In shaping their legacy, some art patrons, such as Washington’s Duncan Phillips, made provisions for their collections to expand over time and be widely accessible to the public. (Phillips called the Phillips Collection “an intimate museum combined with an experiment station.”) But Barnes, who disdained the Philadelphia art establishment, took a different tack. He arranged his collection with precision and sheltered it in a leafy suburb outside the city, set strict limits on how many people could visit at one time — supplemented, in time, by restrictions urged by the surrounding community — and mandated in a trust of indenture to be honored in perpetuity that the paintings and sculptures never be lent or even rearranged. Having no children, Barnes essentially left the foundation to local Lincoln University, a small and underfunded institution.

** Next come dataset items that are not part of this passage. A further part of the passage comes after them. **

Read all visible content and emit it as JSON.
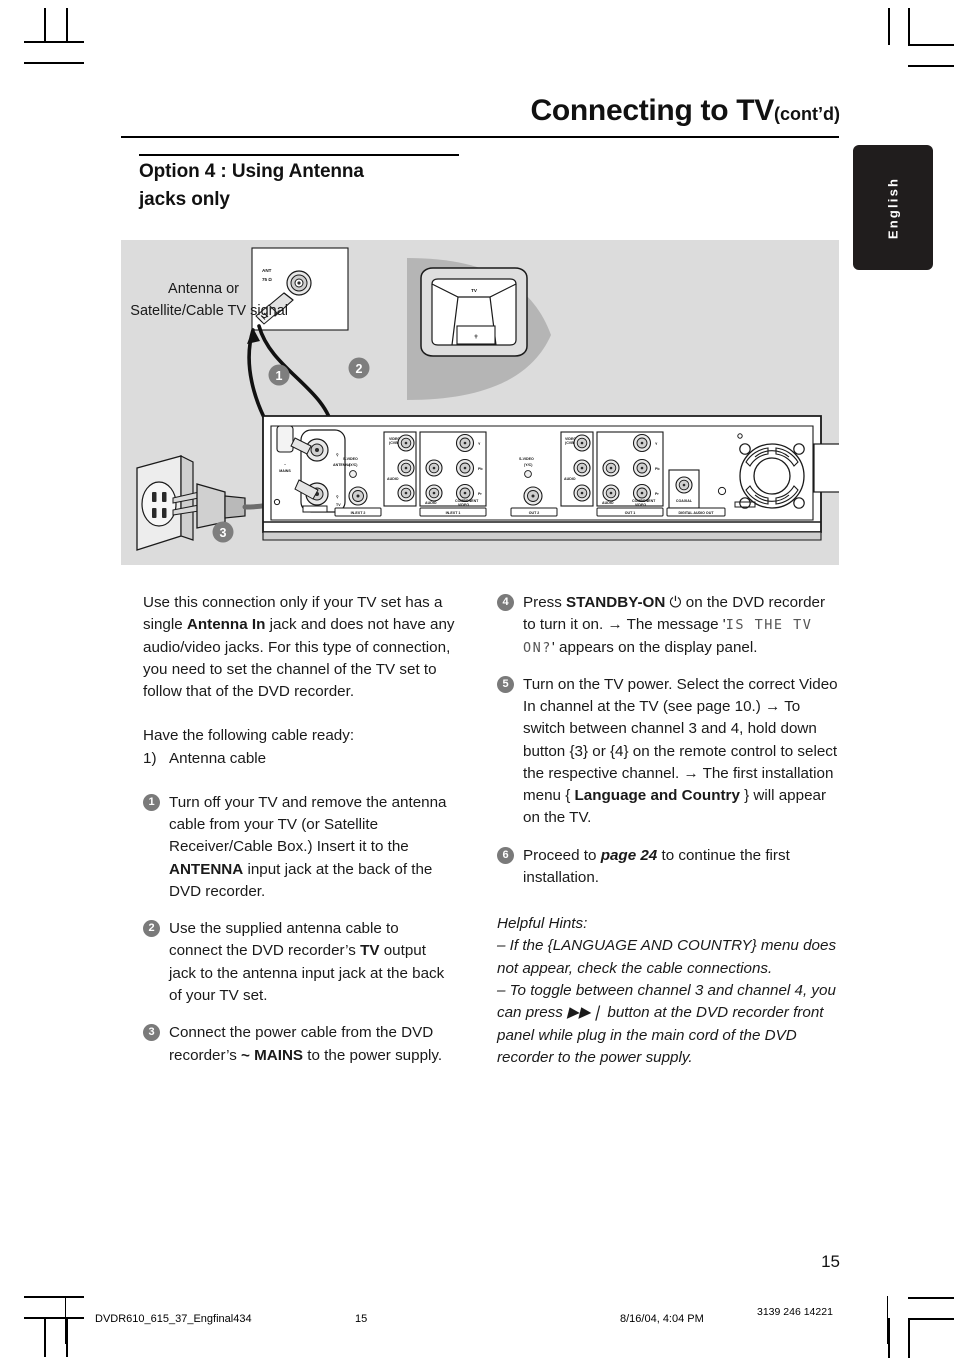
{
  "header": {
    "title": "Connecting to TV",
    "contd": "(cont’d)",
    "language_tab": "English"
  },
  "section": {
    "heading_line1": "Option 4 : Using  Antenna",
    "heading_line2": "jacks only"
  },
  "diagram": {
    "label_antenna_line1": "Antenna or",
    "label_antenna_line2": "Satellite/Cable TV signal",
    "callout_1": "1",
    "callout_2": "2",
    "callout_3": "3",
    "tv_label": "TV",
    "ant_label": "ANT",
    "ant_impedance": "75 Ω",
    "panel_labels": {
      "mains": "MAINS",
      "mains_tilde": "~",
      "antenna": "ANTENNA",
      "tv": "TV",
      "svideo_1": "S-VIDEO",
      "svideo_1_sub": "(Y/C)",
      "svideo_2": "S-VIDEO",
      "svideo_2_sub": "(Y/C)",
      "video_cvbs_1": "VIDEO (CVBS)",
      "video_cvbs_2": "VIDEO (CVBS)",
      "audio_1": "AUDIO",
      "audio_2": "AUDIO",
      "audio_3": "AUDIO",
      "audio_4": "AUDIO",
      "component_video_1": "COMPONENT VIDEO",
      "component_video_2": "COMPONENT VIDEO",
      "y1": "Y",
      "pb1": "Pb",
      "pr1": "Pr",
      "y2": "Y",
      "pb2": "Pb",
      "pr2": "Pr",
      "coaxial": "COAXIAL",
      "in_ext_2": "IN-EXT 2",
      "in_ext_1": "IN-EXT 1",
      "out_2": "OUT 2",
      "out_1": "OUT 1",
      "digital_audio_out": "DIGITAL AUDIO OUT"
    }
  },
  "left_column": {
    "intro": "Use this connection only if your TV set has a single <b>Antenna In</b> jack and does not have any audio/video jacks. For this type of connection, you need to set the channel of the TV set to follow that of the DVD recorder.",
    "cable_ready": "Have the following cable ready:",
    "cable_item_num": "1)",
    "cable_item": "Antenna cable",
    "step1_num": "1",
    "step1": "Turn off your TV and remove the antenna cable from your TV (or Satellite Receiver/Cable Box.)  Insert it to the <b>ANTENNA</b> input jack at the back of the DVD recorder.",
    "step2_num": "2",
    "step2": "Use the supplied antenna cable to connect the DVD recorder’s <b>TV</b> output jack to the antenna input jack at the back of your TV set.",
    "step3_num": "3",
    "step3": "Connect the power cable from the DVD recorder’s <b>~ MAINS</b> to the power supply."
  },
  "right_column": {
    "step4_num": "4",
    "step4": "Press <b>STANDBY-ON</b> ⏻ on the DVD recorder to turn it on.",
    "step4_arrow": "→ The message '<span class=\"lcd\">IS THE TV ON?</span>' appears on the display panel.",
    "step5_num": "5",
    "step5": "Turn on the TV power.  Select the correct Video In channel at the TV (see page 10.)",
    "step5_arrow1": "→ To switch between channel 3 and 4, hold down button {3} or {4} on the remote control to select the respective channel.",
    "step5_arrow2": "→ The first installation menu { <b>Language and Country</b> } will appear on the TV.",
    "step6_num": "6",
    "step6": "Proceed to <b><i>page 24</i></b> to continue the first installation.",
    "hints_title": "Helpful Hints:",
    "hint1": "–  If the {LANGUAGE AND COUNTRY} menu does not appear, check the cable connections.",
    "hint2": "–  To toggle between channel 3 and channel 4, you can press ▶▶❘ button at the DVD recorder front panel while plug in the main cord of the DVD recorder to the power supply."
  },
  "footer": {
    "page_number": "15",
    "file_name": "DVDR610_615_37_Engfinal434",
    "footer_page": "15",
    "date": "8/16/04, 4:04 PM",
    "doc_code": "3139 246 14221"
  },
  "colors": {
    "diagram_bg": "#dcdcdc",
    "tab_bg": "#201d1d",
    "bullet": "#7a7a7a",
    "text": "#1a1a1a"
  }
}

This is all about to change.
After a decade-long political and legal fight, the foundation will shutter its exhibition rooms July 3 so it can transport about 1,000 paintings and 4,500 objects in Barnes’s multibillion-dollar collection; the works will reemerge a year later in a new building. The three charitable organizations that epitomize the Philadelphia establishment — the Pew Charitable Trusts along with the Lenfest and Annenberg foundations — raised the money to make the move to Benjamin Franklin Parkway.
The fight over the decision to move — involving some local residents and officials who mounted an unsuccessful challenge — was chronicled in the dark and compelling 2010 documentary “The Art of the Steal.” But foundation spokesman Andrew Stewart dismissed the idea that his organization conspired for years with Pennsylvania’s politicians and a handful of influential donors to relocate the collection.